Lorna Jane worker loses $570K claim over alleged Facebook bullying
A Lorna Jane employee with a pre-existing personality disorder has failed in her $570,000 bid to hold the retailer liable for a manager’s Facebook spray and alleged bullying she claimed triggered her condition.
The store manager of Lorna Jane’s DFO store in Skygate, Brisbane, claimed her supervisor, the retailer’s learning and development manager, bullied her from July 2012 until her doctor put her on stress leave that December.
The store manager alleged the development manager called her “cheap”, a “generator” and other names on Facebook, made disparaging comments about her weight and was dismissive.
In one Facebook post, the development manager said she called “the people I despise” generators “purely because they fill their days generating more problems for me to deal with” and noted they were “similar to mutants – people who are genuine oxygen thieves”.
In another post, she said it was “difficult to soar with the eagles when your [sic] surrounded by turkeys”.
The store manager claimed Lorna Jane Pty Ltd was liable for her psychiatric injury because it was vicariously liable for the store manager’s behaviour.
It was also directly liable for the alleged actions, she claimed, because it was “on notice” after an email in which a resigning worker said the development manager gave the store manager a “hard time”.

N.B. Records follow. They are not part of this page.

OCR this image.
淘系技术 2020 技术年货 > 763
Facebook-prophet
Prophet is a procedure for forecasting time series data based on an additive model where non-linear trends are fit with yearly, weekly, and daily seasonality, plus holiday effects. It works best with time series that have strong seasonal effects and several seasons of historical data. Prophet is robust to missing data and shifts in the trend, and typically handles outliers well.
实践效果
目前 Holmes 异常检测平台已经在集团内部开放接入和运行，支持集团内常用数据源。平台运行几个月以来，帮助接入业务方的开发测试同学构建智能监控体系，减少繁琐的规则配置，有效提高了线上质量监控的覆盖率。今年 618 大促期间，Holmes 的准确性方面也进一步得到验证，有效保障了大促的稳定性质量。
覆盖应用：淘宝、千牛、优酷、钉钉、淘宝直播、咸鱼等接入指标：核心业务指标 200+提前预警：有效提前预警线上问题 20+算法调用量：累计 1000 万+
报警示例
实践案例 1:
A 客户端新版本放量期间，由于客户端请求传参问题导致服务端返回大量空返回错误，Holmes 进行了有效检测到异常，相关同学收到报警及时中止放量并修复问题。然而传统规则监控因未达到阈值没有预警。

Seeking $570,000 as damages for negligence, she also claimed lifting heavy boxes caused her incapacitating external haemorrhoids.

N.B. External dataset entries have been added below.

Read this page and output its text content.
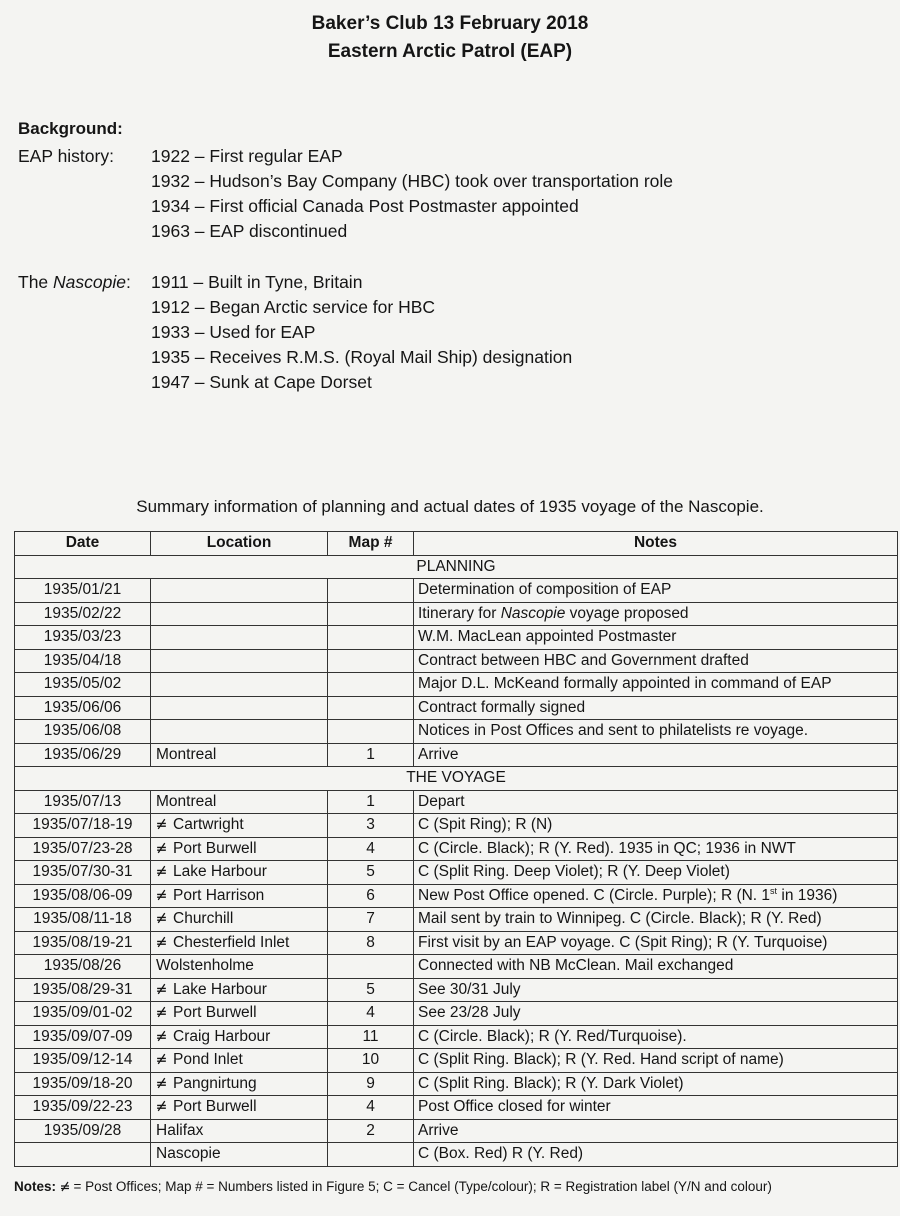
Baker’s Club 13 February 2018
Eastern Arctic Patrol (EAP)
Background:
EAP history: 1922 – First regular EAP
1932 – Hudson’s Bay Company (HBC) took over transportation role
1934 – First official Canada Post Postmaster appointed
1963 – EAP discontinued
The Nascopie: 1911 – Built in Tyne, Britain
1912 – Began Arctic service for HBC
1933 – Used for EAP
1935 – Receives R.M.S. (Royal Mail Ship) designation
1947 – Sunk at Cape Dorset
Summary information of planning and actual dates of 1935 voyage of the Nascopie.
Date	Location	Map #	Notes
PLANNING			
1935/01/21			Determination of composition of EAP
1935/02/22			Itinerary for Nascopie voyage proposed
1935/03/23			W.M. MacLean appointed Postmaster
1935/04/18			Contract between HBC and Government drafted
1935/05/02			Major D.L. McKeand formally appointed in command of EAP
1935/06/06			Contract formally signed
1935/06/08			Notices in Post Offices and sent to philatelists re voyage.
1935/06/29	Montreal	1	Arrive
THE VOYAGE			
1935/07/13	Montreal	1	Depart
1935/07/18-19	Cartwright	3	C (Spit Ring); R (N)
1935/07/23-28	Port Burwell	4	C (Circle. Black); R (Y. Red). 1935 in QC; 1936 in NWT
1935/07/30-31	Lake Harbour	5	C (Split Ring. Deep Violet); R (Y. Deep Violet)
1935/08/06-09	Port Harrison	6	New Post Office opened. C (Circle. Purple); R (N. 1st in 1936)
1935/08/11-18	Churchill	7	Mail sent by train to Winnipeg. C (Circle. Black); R (Y. Red)
1935/08/19-21	Chesterfield Inlet	8	First visit by an EAP voyage. C (Spit Ring); R (Y. Turquoise)
1935/08/26	Wolstenholme		Connected with NB McClean. Mail exchanged
1935/08/29-31	Lake Harbour	5	See 30/31 July
1935/09/01-02	Port Burwell	4	See 23/28 July
1935/09/07-09	Craig Harbour	11	C (Circle. Black); R (Y. Red/Turquoise).
1935/09/12-14	Pond Inlet	10	C (Split Ring. Black); R (Y. Red. Hand script of name)
1935/09/18-20	Pangnirtung	9	C (Split Ring. Black); R (Y. Dark Violet)
1935/09/22-23	Port Burwell	4	Post Office closed for winter
1935/09/28	Halifax	2	Arrive
	Nascopie		C (Box. Red) R (Y. Red)
Notes:  = Post Offices; Map # = Numbers listed in Figure 5; C = Cancel (Type/colour); R = Registration label (Y/N and colour)
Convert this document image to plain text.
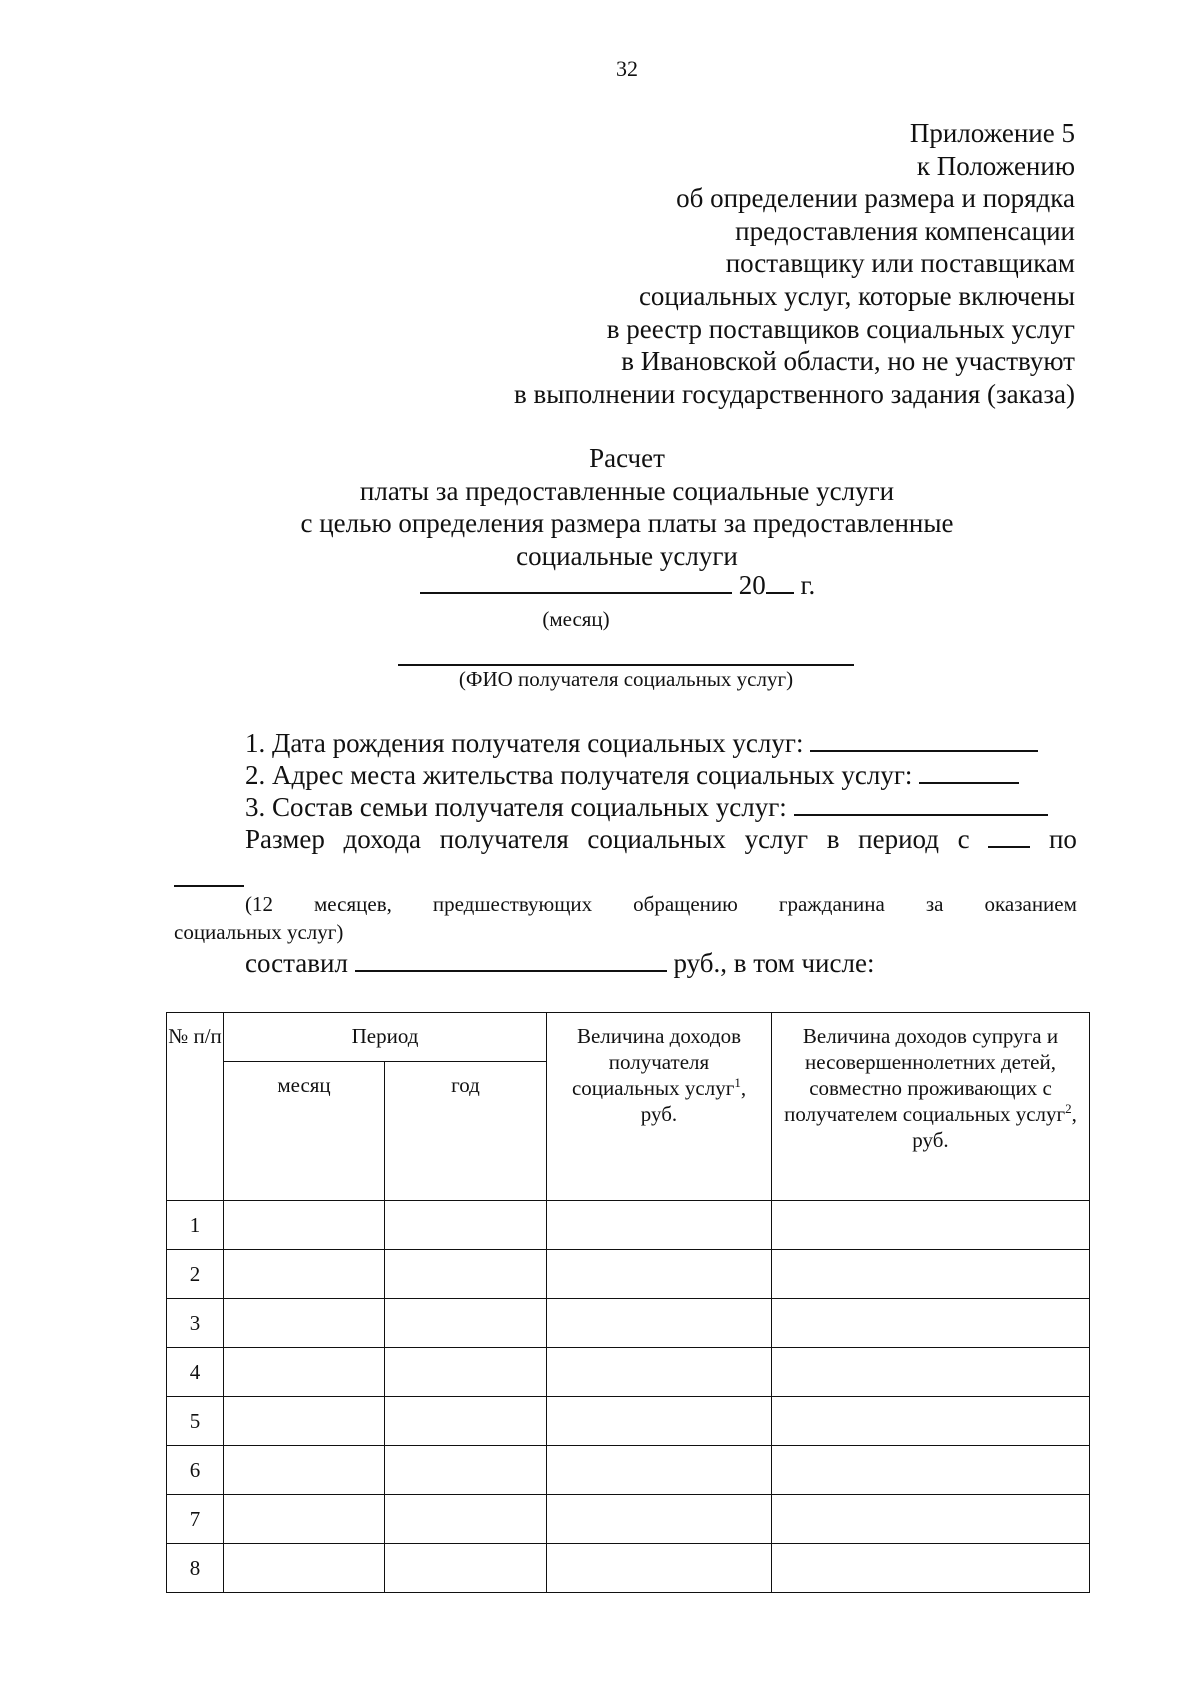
32
Приложение 5
к Положению
об определении размера и порядка
предоставления компенсации
поставщику или поставщикам
социальных услуг, которые включены
в реестр поставщиков социальных услуг
в Ивановской области, но не участвуют
в выполнении государственного задания (заказа)
Расчет
платы за предоставленные социальные услуги
с целью определения размера платы за предоставленные
социальные услуги
20 г.
(месяц)
(ФИО получателя социальных услуг)
1. Дата рождения получателя социальных услуг:
2. Адрес места жительства получателя социальных услуг:
3. Состав семьи получателя социальных услуг:
Размер дохода получателя социальных услуг в период с	по
(12 месяцев, предшествующих обращению гражданина за оказанием
социальных услуг)
составил	руб., в том числе:
№ п/п	Период		Величина доходов получателя социальных услуг$^1$, руб.	Величина доходов супруга и несовершеннолетних детей, совместно проживающих с получателем социальных услуг$^2$, руб.
	месяц	год		
1				
2				
3				
4				
5				
6				
7				
8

However, Queensland District Court Judge Greg Koppenol dismissed her application, finding she was “a most unreliable witness” and the evidence did not support her bullying claims or the alleged consequences.

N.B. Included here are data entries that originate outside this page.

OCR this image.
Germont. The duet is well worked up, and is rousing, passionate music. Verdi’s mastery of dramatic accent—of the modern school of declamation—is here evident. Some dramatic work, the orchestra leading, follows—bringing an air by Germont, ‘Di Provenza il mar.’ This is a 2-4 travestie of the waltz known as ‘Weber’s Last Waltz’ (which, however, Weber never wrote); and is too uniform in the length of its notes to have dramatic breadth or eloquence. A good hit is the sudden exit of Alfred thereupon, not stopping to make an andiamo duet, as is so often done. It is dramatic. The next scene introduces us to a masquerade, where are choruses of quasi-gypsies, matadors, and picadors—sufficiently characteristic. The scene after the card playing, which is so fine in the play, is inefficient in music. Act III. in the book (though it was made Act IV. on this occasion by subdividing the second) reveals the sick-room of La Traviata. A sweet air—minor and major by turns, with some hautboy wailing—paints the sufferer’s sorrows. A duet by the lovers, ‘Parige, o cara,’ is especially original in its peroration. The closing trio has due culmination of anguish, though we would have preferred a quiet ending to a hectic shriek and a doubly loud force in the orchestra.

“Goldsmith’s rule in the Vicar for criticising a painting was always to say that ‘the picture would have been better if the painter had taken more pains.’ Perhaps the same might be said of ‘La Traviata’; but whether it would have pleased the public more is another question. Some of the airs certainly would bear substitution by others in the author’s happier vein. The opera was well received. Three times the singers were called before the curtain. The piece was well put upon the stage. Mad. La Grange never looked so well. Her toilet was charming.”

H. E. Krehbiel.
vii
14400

He said when the store manager alerted a Lorna Jane senior officer to the posts, the retailer immediately made the development manager remove them, removed the store from her control and changed the reporting structure.
Judge Koppenol also rejected her submission that Lorna Jane was vicariously liable because it had an anti-bullying policy acknowledging the significance of bullying via social media.
Finding the development manager had not targeted her, he said there was also no evidence the “personal posts on her personal Facebook page” were made with Lorna Jane’s permission, were known by Lorna Jane to have been made at all or were made in the course of, or incidental to, her employment.
No proven causation
In dismissing her application on the basis she failed to establish direct or vicarious liability, Judge Koppenol said had she succeeded, she would also have needed to establish causation on the basis that the psychiatric injury risk was foreseeable and not insignificant; and if Lorna Jane had warned and appropriately counselled her, this “probably would have protected her from psychiatric injury”.
He said there was no reason for Lorna Jane to suspect the store manager was at risk of psychiatric injury, noting an employer was “not expected to be a mind reader” and that the woman “portrayed herself as confident and experienced” to get the job.
Psychiatrists’ evidence also found that due to her mixed personality disorder, removing workplace stresses would not necessarily have protected her because she “could have developed her psychiatric condition at any time and … independently of the things that allegedly happened at work”.